Kapus Perumnas Antang Ajak Semua Pihak Antisipasi Stunting

Kapus Perumnas Antang Ajak Semua Pihak Antisipasi Stunting
Kepala Puskesmas (Kapus) Perumnas Antang, Makassar, drg. Sufiah dihadapan peserta Mini Lokakarya (Minlok) meminta semua pihak untuk turut mengantisipasi stunting pada anak.

MAKASSAR—Kepala Puskesmas (Kapus) Perumnas Antang, Makassar, drg. Sufiah dihadapan peserta Mini Lokakarya (Minlok) meminta semua pihak untuk turut mengantisipasi stunting pada anak.

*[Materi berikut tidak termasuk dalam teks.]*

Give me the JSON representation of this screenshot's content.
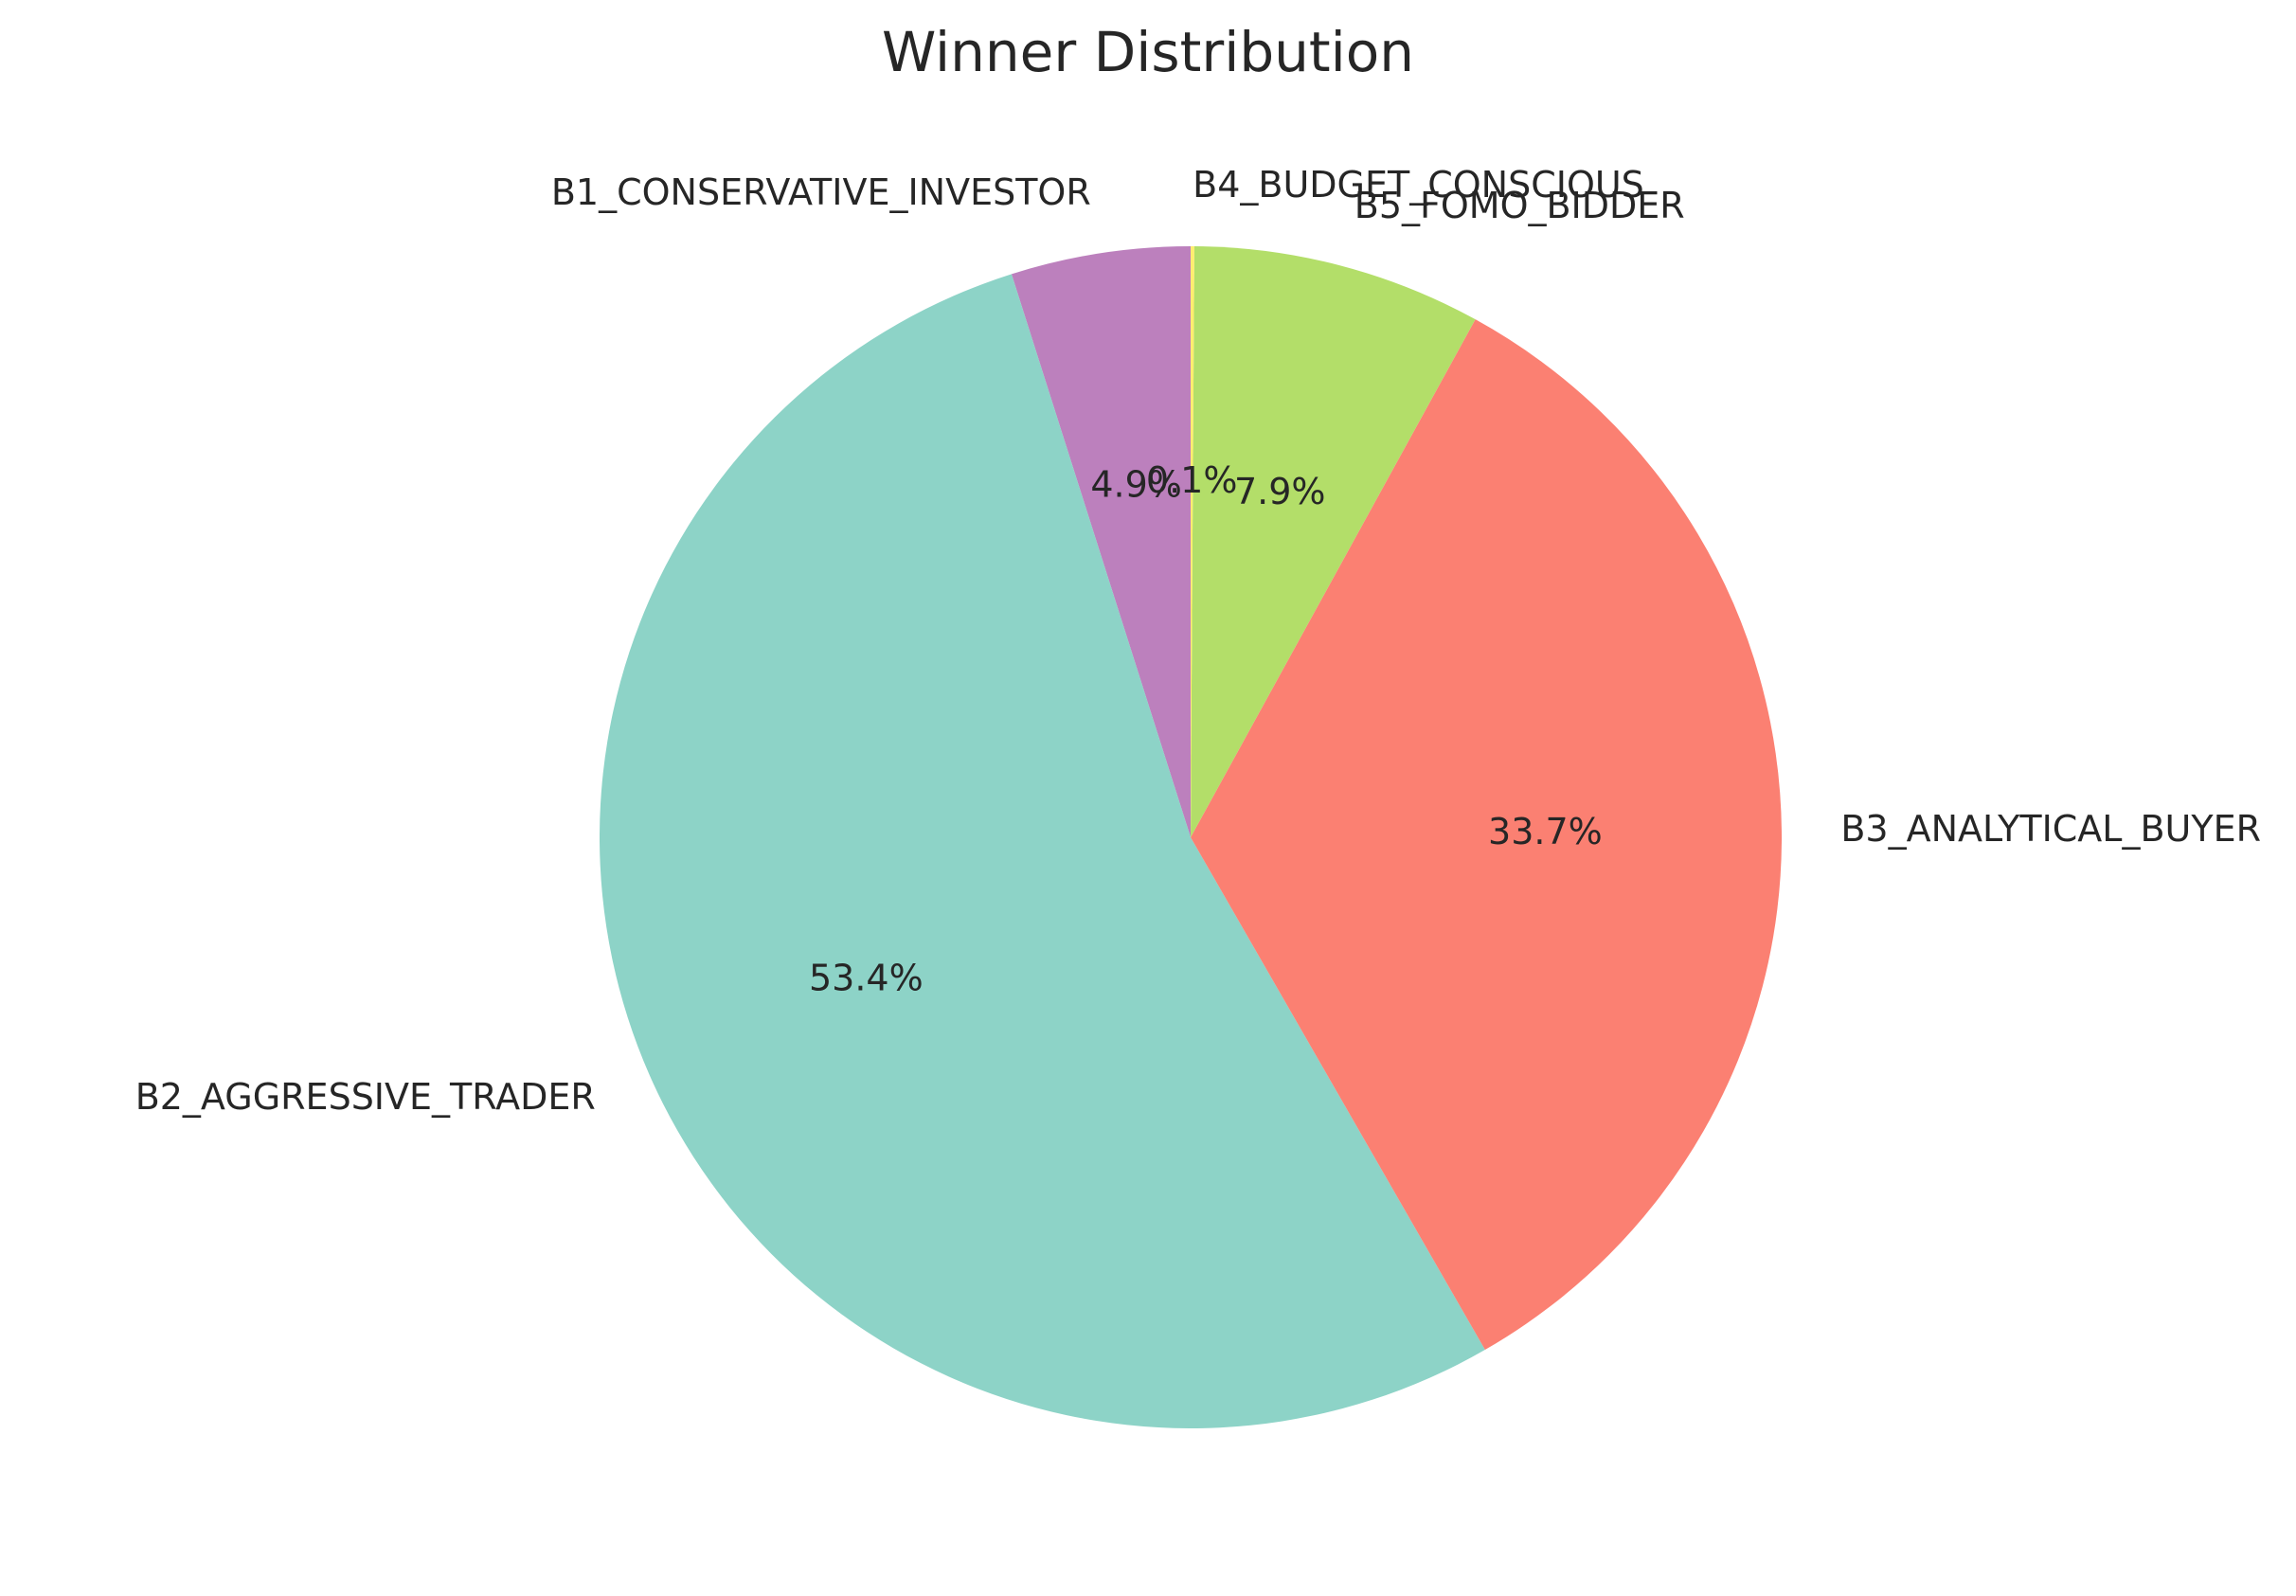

Hal disampaikan drg. Sufiah pada Minlok yang dilaksanakan UPT Dinas Pengendalian Penduduk dan Keluarga Berencana (DPP-KB) Kecamatan Manggala, di Rumah Jabatan (Rujab) Camat Manggala, Kamis (30/6/2022).

Dijelaskannya, Stunting adalah kondisi tumbuh dan kembang anak yang terganggu akibat gizi buruk, infeksi berulang dan psikososial anak yang tak berimbang. Atau istilah dari pihak kesehatan, anak pendek. Lewat dari 2 tahun disebut ‘stunted, bahkan ‘sevserely stunted atau sangat pendek.

Mini Lokakarya (Minlok)
Mini Lokakarya (Minlok) turut dihadiri Ketua FKLPM Manggala Andi Pasamangi Wawo, Utusan Kecamatan dan PKK serta utusan Kelurahan Manggala, seperti Babinkamtibmas, Babinsa dan tenaga medis dari Puskesmas di Rumah Jabatan (Rujab) Camat Manggala, Kamis (30/6/2022),

Dalam minlok yang turut dihadiri Ketua FKLPM, Utusan Kecamatan dan PKK serta utusan Kelurahan Manggala, seperti Babinkamtibmas, Babinsa dan tenaga medis dari Puskesmas serta Bidan itu, Drg. Sufiah menjelaskan, stunting bukan masalah perkembangan fisik saja. Tapi, juga merupakan ancaman terhadap Sumber Daya Manusia (SDM).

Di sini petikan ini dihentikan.